Toribio, where a law regulating the branding and slaughter of large cattle, defendant was convicted after
trial. Such law as a valid exercise of police power, when the interest of the public, as distinguished from
a particular class, requires such interference of the state and that the means are reasonably necessary for
the accomplishment of the purpose and not unduly oppressive upon individuals. The E.O. Is violation of
the due process clause as it defined the prohibition, convicted the petitioner and immediately imposed
the punishment without giving him the chance to be heard. Also, the E.O., being penal in nature, the
violation thereof should be adjudged by court of justice, which alone had the authority to impose the
prescribed penalty only after trial and conviction, and not the police or the other authorities mentioned
above. The confiscation of his carabaos without hearing his explanation or defense violates fair play.
Thus, the Court declared E.O. 626-A unconstitutional for invalid exercise of police power, encroachment
of judicial function, undue delegation of legislative powers and violation of the due process clause.

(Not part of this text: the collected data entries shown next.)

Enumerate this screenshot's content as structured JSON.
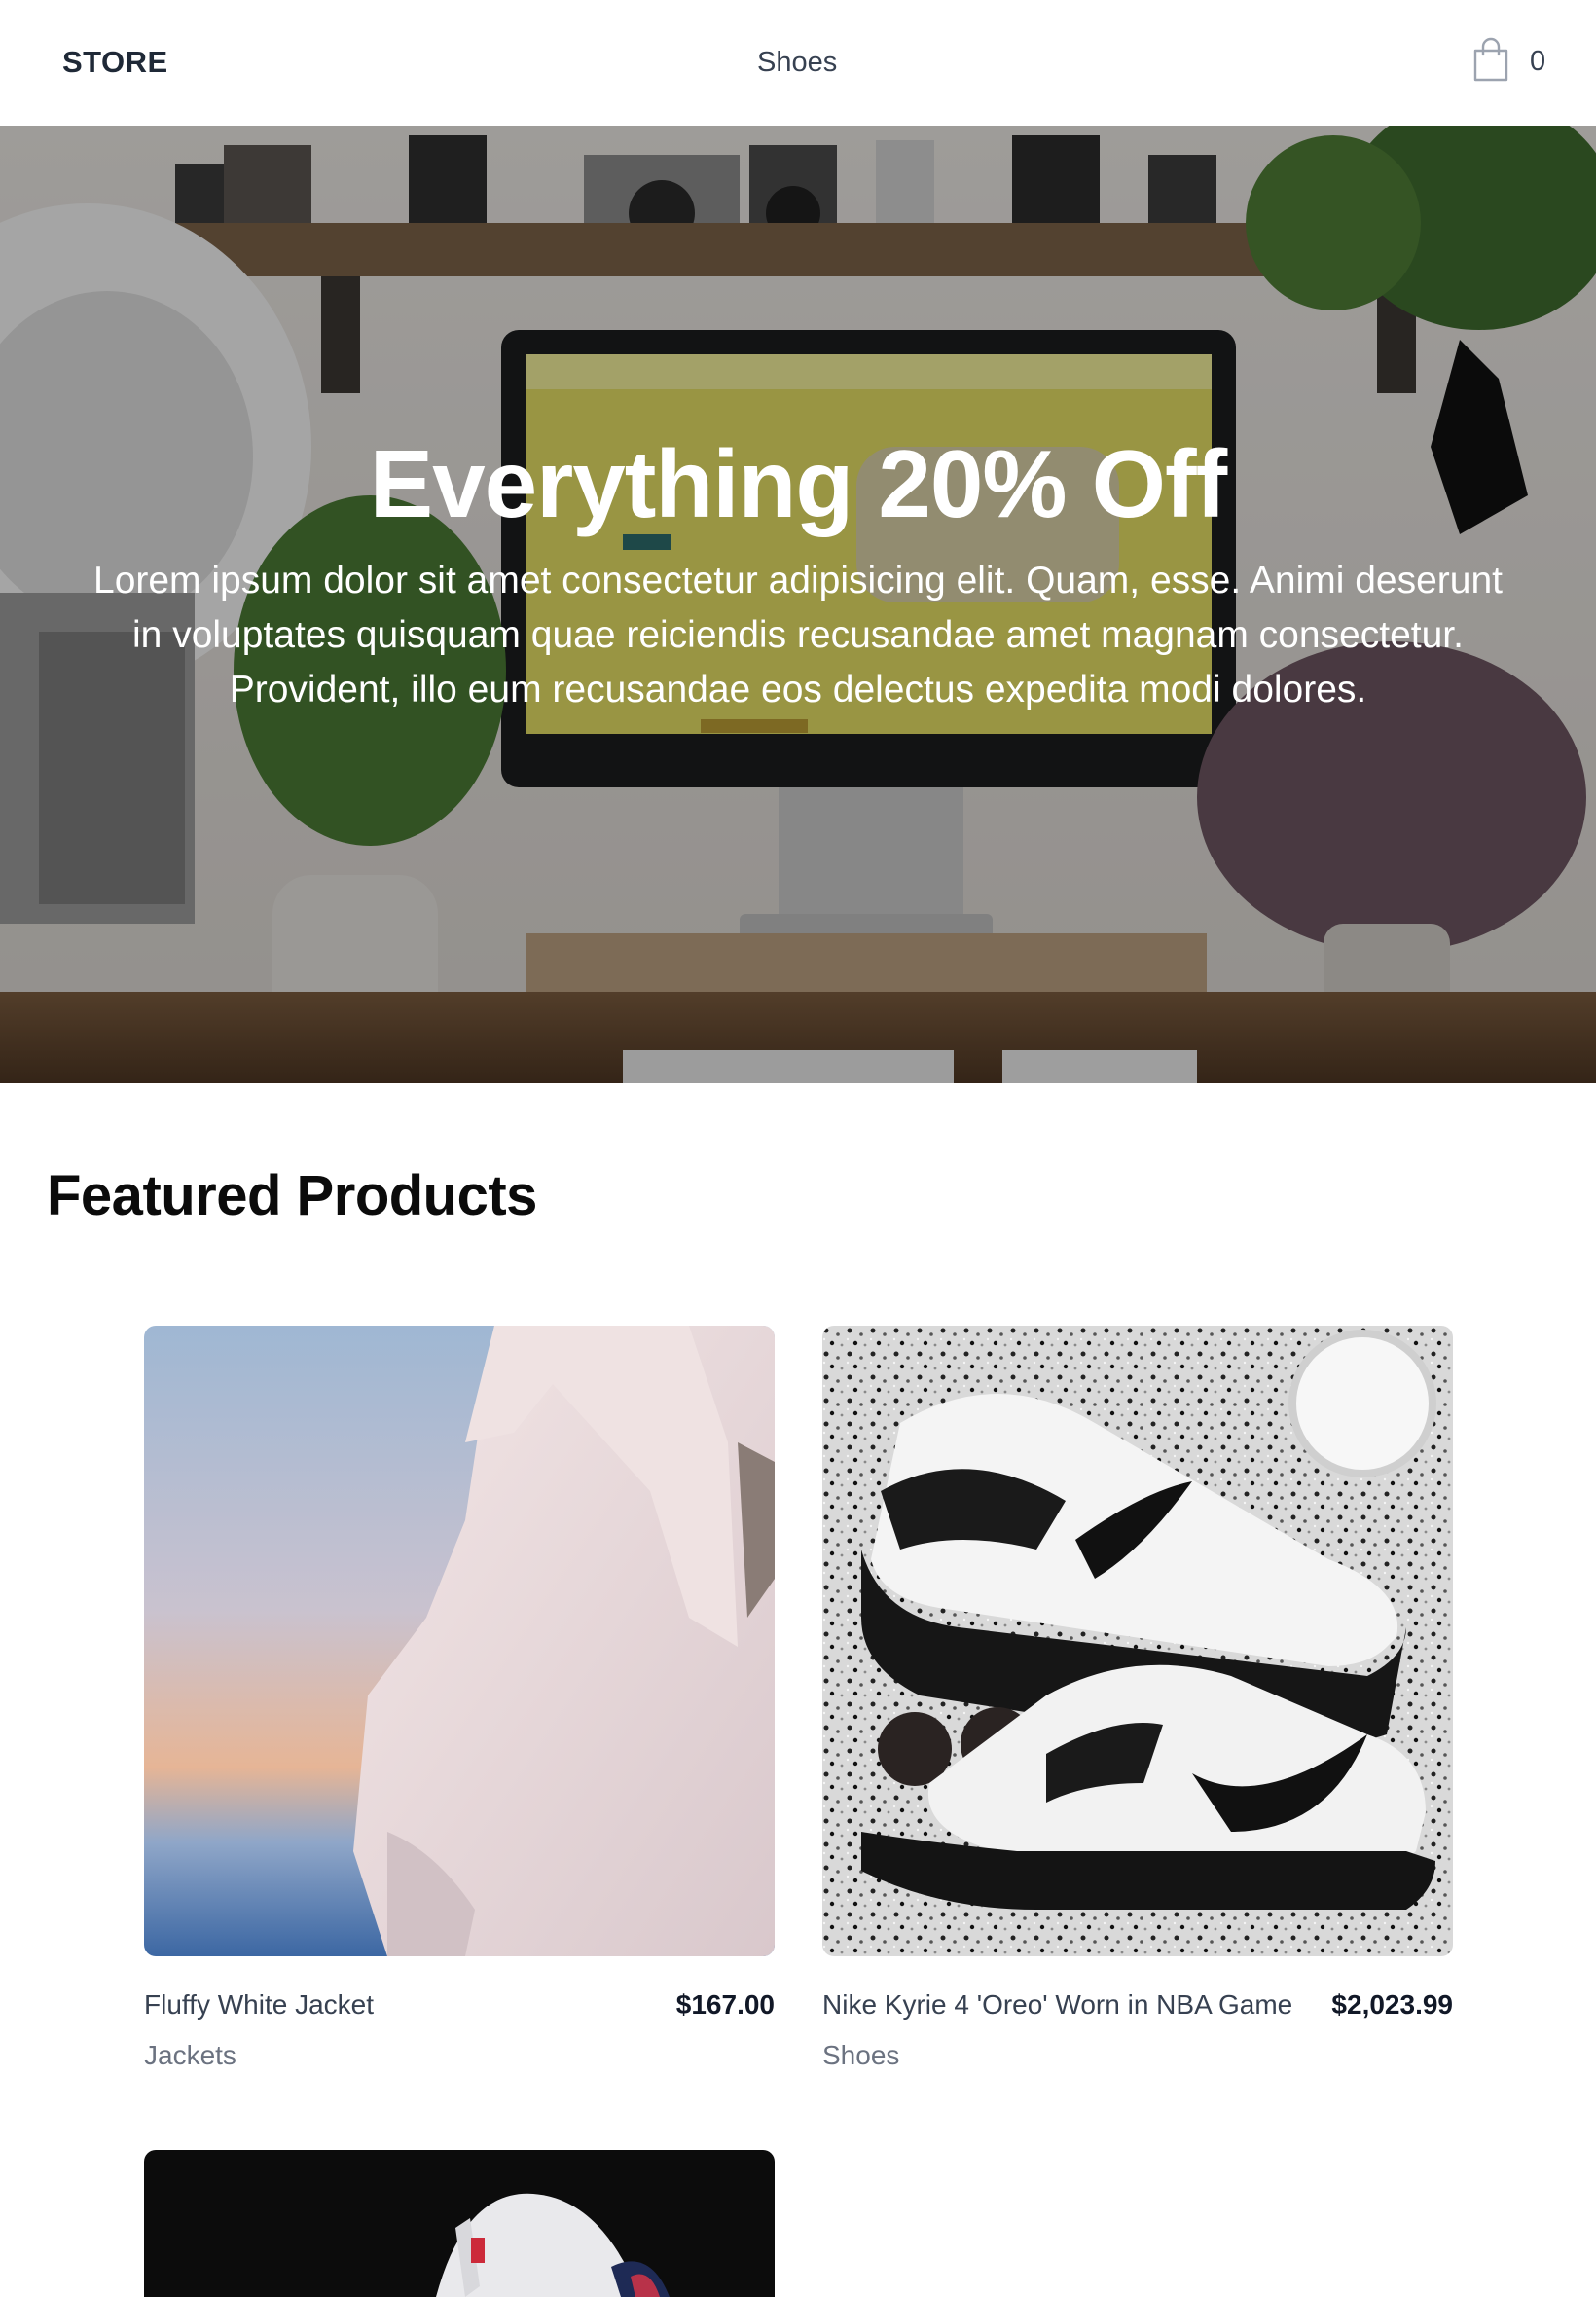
{
  "header": {
    "logo": "STORE",
    "nav_link": "Shoes",
    "cart_icon": "shopping-bag-icon",
    "cart_count": "0"
  },
  "hero": {
    "title": "Everything 20% Off",
    "text": "Lorem ipsum dolor sit amet consectetur adipisicing elit. Quam, esse. Animi deserunt in voluptates quisquam quae reiciendis recusandae amet magnam consectetur. Provident, illo eum recusandae eos delectus expedita modi dolores."
  },
  "featured": {
    "title": "Featured Products",
    "products": [
      {
        "name": "Fluffy White Jacket",
        "price": "$167.00",
        "category": "Jackets"
      },
      {
        "name": "Nike Kyrie 4 'Oreo' Worn in NBA Game",
        "price": "$2,023.99",
        "category": "Shoes"
      },
      {
        "name": "",
        "price": "",
        "category": ""
      }
    ]
  },
  "colors": {
    "text_dark": "#111827",
    "text_muted": "#6b7280",
    "background": "#ffffff"
  }
}
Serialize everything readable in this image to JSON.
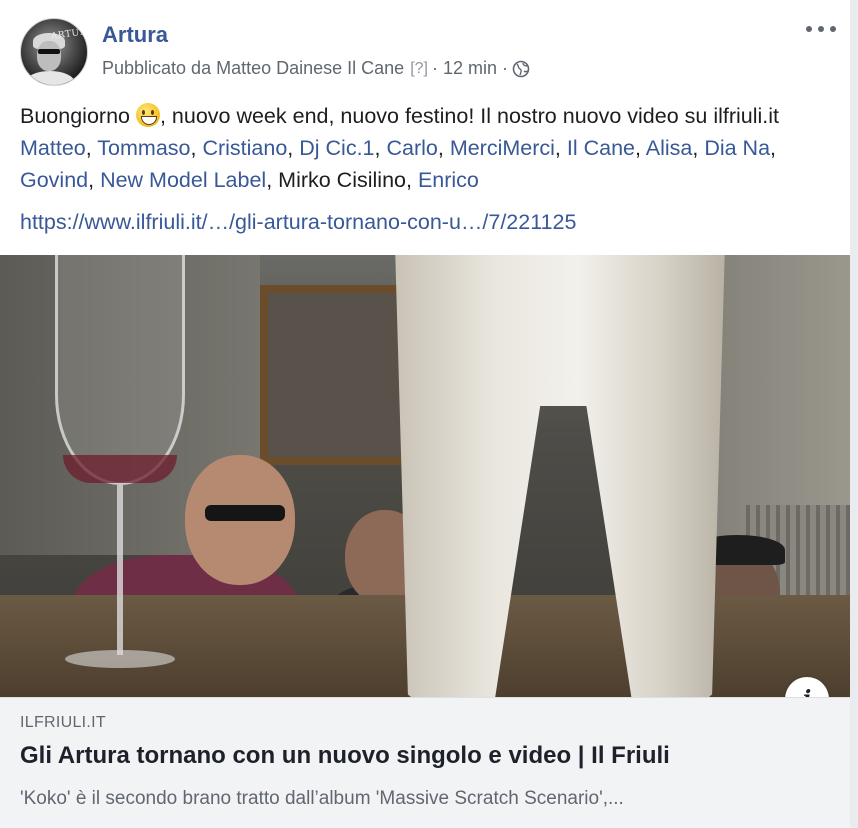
{
  "page": {
    "name": "Artura",
    "avatar_text": "ARTURA"
  },
  "meta": {
    "published_by": "Pubblicato da Matteo Dainese Il Cane",
    "help_mark": "[?]",
    "time": "12 min",
    "separator": "·",
    "audience_icon": "globe-icon"
  },
  "post": {
    "text_intro": "Buongiorno ",
    "emoji": "grinning-face",
    "text_after_emoji": ", nuovo week end, nuovo festino! Il nostro nuovo video su ilfriuli.it ",
    "tags": [
      "Matteo",
      "Tommaso",
      "Cristiano",
      "Dj Cic.1",
      "Carlo",
      "MerciMerci",
      "Il Cane",
      "Alisa",
      "Dia Na",
      "Govind",
      "New Model Label"
    ],
    "plain_name": "Mirko Cisilino",
    "last_tag": "Enrico",
    "comma": ", ",
    "url": "https://www.ilfriuli.it/…/gli-artura-tornano-con-u…/7/221125"
  },
  "preview": {
    "domain": "ILFRIULI.IT",
    "title": "Gli Artura tornano con un nuovo singolo e video | Il Friuli",
    "description": "'Koko' è il secondo brano tratto dall’album 'Massive Scratch Scenario',..."
  },
  "icons": {
    "more": "more-options-icon",
    "info": "info-icon",
    "info_glyph": "i"
  },
  "colors": {
    "link": "#385898",
    "text": "#1c1e21",
    "meta": "#606770",
    "preview_bg": "#f2f3f5"
  }
}
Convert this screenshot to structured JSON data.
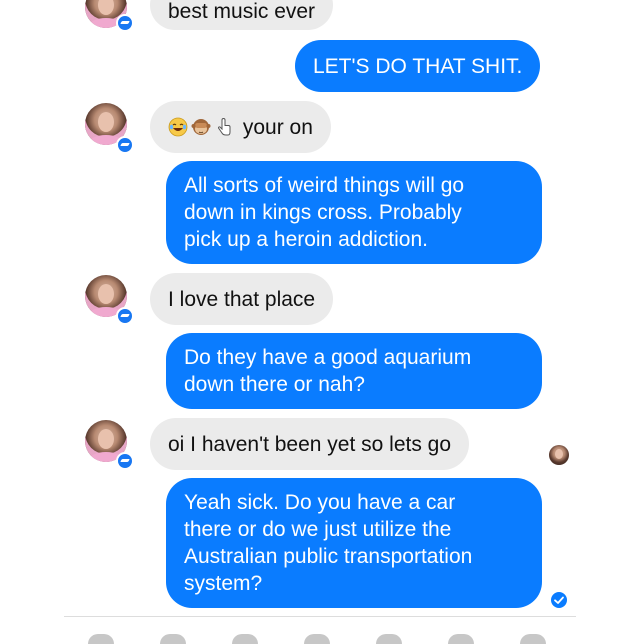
{
  "messages": [
    {
      "id": "m1",
      "direction": "incoming",
      "text": "best music ever"
    },
    {
      "id": "m2",
      "direction": "outgoing",
      "text": "LET'S DO THAT SHIT."
    },
    {
      "id": "m3",
      "direction": "incoming",
      "text": "your on",
      "emojis": [
        "laughing-tears-emoji",
        "see-no-evil-monkey-emoji",
        "pointing-hand-emoji"
      ]
    },
    {
      "id": "m4",
      "direction": "outgoing",
      "lines": [
        "All sorts of weird things will go",
        "down in kings cross. Probably",
        "pick up a heroin addiction."
      ]
    },
    {
      "id": "m5",
      "direction": "incoming",
      "text": "I love that place"
    },
    {
      "id": "m6",
      "direction": "outgoing",
      "lines": [
        "Do they have a good aquarium",
        "down there or nah?"
      ]
    },
    {
      "id": "m7",
      "direction": "incoming",
      "text": "oi I haven't been yet so lets go"
    },
    {
      "id": "m8",
      "direction": "outgoing",
      "lines": [
        "Yeah sick. Do you have a car",
        "there or do we just utilize the",
        "Australian public transportation",
        "system?"
      ]
    }
  ],
  "colors": {
    "outgoing_bubble": "#0a7cff",
    "incoming_bubble": "#ebebeb",
    "messenger_badge": "#1877f2"
  },
  "icons": {
    "messenger_badge": "messenger-badge-icon",
    "read_receipt": "read-receipt-avatar",
    "delivered": "delivered-check-icon"
  }
}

Some quotes on due process:

Thus, Justice Felix Frankfurter of the U.S. Supreme Court, for example, would go no farther than to define due
process — and in so doing sums it all up — as nothing more and nothing less than "the embodiment of the sporting Idea of
fair play."

Daniel Webster described almost two hundred years ago in the famous Dartmouth College Case,as "the law which hears
before it condemns, which proceeds upon inquiry and renders judgment only after trial." It has to be so if the rights of every
person are to be secured beyond the reach of officials who, out of mistaken zeal or plain arrogance, would degrade the due
process clause into a worn and empty catchword.

John of England promised: "No free man shall be seized or imprisoned, or stripped of his rights or possessions, or outlawed
or exiled, or deprived of his standing in any other way, nor will we proceed with force against him, or send others to do so,
except by the lawful judgment of his equals or by the law of the land."